The development of optoelectronic methods for contactless monitoring of combustion and explosion processes [1–3], based on modern television measuring systems of nanosecond resolution [4–6], allows to ensure the stability of technological modes and reproducibility of predetermined properties of materials in the process of obtaining them [7–9]. The high accuracy of micropyrometry of fast moving particles [10; 11; 14], based on image recording in the charge accumulation mode, opens up the possibility of using new methods of panoramic and hyperspectral analysis in the study of explosion welding [12], heat and mass transfer in plasma [8; 13; 14] and detonation spraying [7]. The difference between the technology of self-propagating high-temperature synthesis (SHS) is that it belongs to the methods of out-of-furnace powder metallurgy and the combustion wave propagates along the charge of an exothermically reacting powder mixture [16].

The aim of the study, based on the known models of particle packing under conditions of natural bulk gravimetric density [17; 18], is to generate the fractal structure of the mixture of initial powders for which visualization of heat transfer in the combustion wave for the 2-dimensional model taking into account local porosity and radiation heat transfer.
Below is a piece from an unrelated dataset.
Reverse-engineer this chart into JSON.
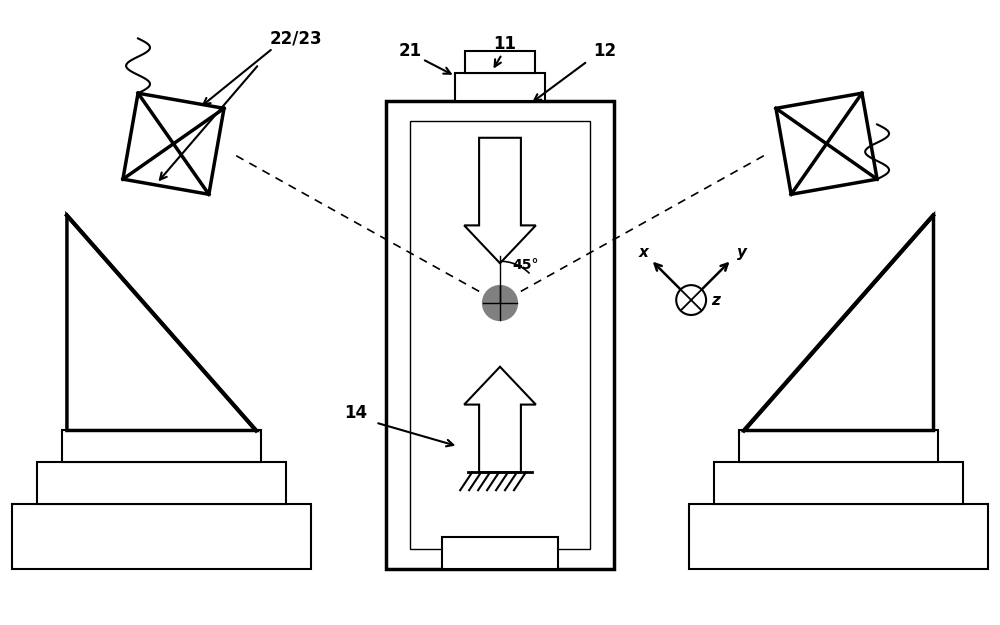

Description of the problem

The foundations of computer simulation of combustion modes were laid in [16; 18], where the model consists of the heat equation and the kinetics equation:

$$\begin{gathered} c{\rho }_0=\frac{\partial T}{\partial t}=\left(\frac{{\partial }^{2}T}{\partial r^2}+\frac{1}{2}\frac{\partial T}{\partial r}+\frac{1}{r^2}\frac{{\partial }^{2}T}{\partial {\phi }^2}+\frac{{\partial }^{2}T}{\partial h^2}\right)+{\rho }_{0}Q\frac{\partial \eta }{\partial t}, \\ \frac{\partial \eta }{\partial t}=\left\{\begin{array}{r}{k}_0(1-\eta )exp(-\frac{E}{RT}) \eta <1,\\ 0 \eta \ge 1\end{array}\right\}, \end{gathered}$$ (1)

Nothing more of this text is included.